Da stand zwar kein Christbaum in weihnachtlichem Schimmer, aber ihre Zweige, die Buchenzweige trugen grüne Blätter! Über Nacht waren die nadelspitzen Knospen der Zweige aufgegangen und hatten ihren Schatz, die zarten Buchenblätter fürs nächste Frühjahr frei gegeben. So fein gefältelt, so kostbar beflaumt, so einzigartig grün! Die Kinder jubelten, und besonders der kleine Junge war überglücklich. Ein zarter, buchenfrischer Duft zog durchs Zimmer.
Am nächsten Tag liefen die Kinder in den Wald und stellten sich rund um die Buche. Mutter des Waldes, sprachen sie im Chor, wir danken dir für deine Großzügigkeit. Das ist das schönste Weihnachtsfest, das es je gegeben hat.

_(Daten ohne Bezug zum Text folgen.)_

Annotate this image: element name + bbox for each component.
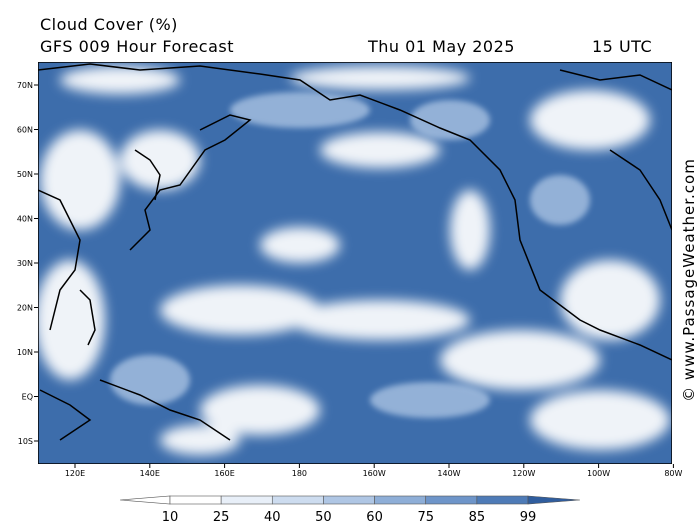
colorbar-label: 85 <box>469 510 486 525</box>
lat-label: EQ <box>22 393 33 402</box>
colorbar-segment <box>374 495 427 505</box>
colorbar-segment <box>323 495 375 505</box>
lat-label: 40N <box>17 215 33 224</box>
lon-label: 80W <box>664 469 682 478</box>
lat-label: 10N <box>17 348 33 357</box>
colorbar-label: 25 <box>213 510 230 525</box>
lon-label: 160E <box>214 469 234 478</box>
lon-label: 120W <box>512 469 535 478</box>
colorbar-segment <box>425 495 478 505</box>
colorbar-label: 75 <box>417 510 434 525</box>
lon-label: 160W <box>363 469 386 478</box>
colorbar: 10 25 40 50 60 75 85 99 <box>119 495 581 525</box>
map-area <box>38 62 672 464</box>
watermark: © www.PassageWeather.com <box>680 158 698 402</box>
time: 15 UTC <box>592 37 652 56</box>
cloud-field <box>38 66 670 455</box>
lon-label: 100W <box>587 469 610 478</box>
cloud-texture <box>110 92 590 418</box>
lon-label: 140E <box>140 469 160 478</box>
coastlines <box>38 63 672 441</box>
lon-label: 120E <box>65 469 85 478</box>
lat-label: 50N <box>17 170 33 179</box>
lat-label: 10S <box>18 437 33 446</box>
colorbar-label: 99 <box>520 510 537 525</box>
colorbar-segment <box>476 495 529 505</box>
lat-label: 70N <box>17 81 33 90</box>
subtitle: GFS 009 Hour Forecast <box>40 37 234 56</box>
lat-label: 20N <box>17 304 33 313</box>
colorbar-low-arrow <box>119 495 171 505</box>
colorbar-segment <box>169 495 222 505</box>
lon-label: 180 <box>292 469 307 478</box>
lon-label: 140W <box>437 469 460 478</box>
title: Cloud Cover (%) <box>40 15 178 34</box>
colorbar-high-arrow <box>527 495 581 505</box>
axis-labels: 70N 60N 50N 40N 30N 20N 10N EQ 10S 120E 140E 160E 18… <box>17 81 683 478</box>
date: Thu 01 May 2025 <box>367 37 515 56</box>
colorbar-label: 40 <box>264 510 281 525</box>
colorbar-label: 50 <box>315 510 332 525</box>
lat-label: 60N <box>17 126 33 135</box>
colorbar-segment <box>271 495 324 505</box>
colorbar-label: 10 <box>162 510 179 525</box>
colorbar-label: 60 <box>366 510 383 525</box>
lat-label: 30N <box>17 259 33 268</box>
colorbar-segment <box>220 495 273 505</box>
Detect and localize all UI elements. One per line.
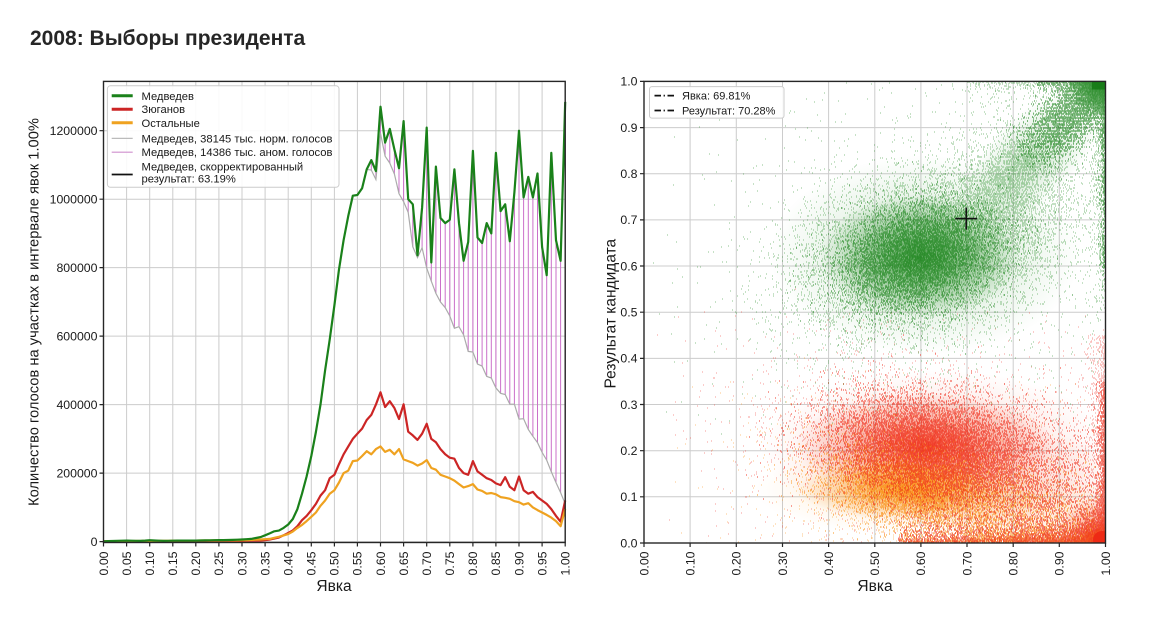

Wir versprechen, dass wir fortan alle Bäume ehren werden, erst recht als Christbäume. Die Bäume rauschten mit ihren Kronen rundum Beifall, die alte Buche senkte ihre Äste sanft herab, als wolle sie den Kindern über die Köpfe streicheln.
Die Kinder erinnerten sich ihr Leben lang an dieses Weihnachtsfest. Und diese Geschichte ist wohl bis heute in vielen Herzen geschrieben, es muss wohl bis heute noch Menschen geben, die die Bäume als Freunde verstehen – sonst stünde da kein Christbaum im Zimmer, strotzend vor grüner Lebenskraft und sprühend vor würzigem Seelenduft. Halten wir ihn in Ehren. Wundersame Weihnachten!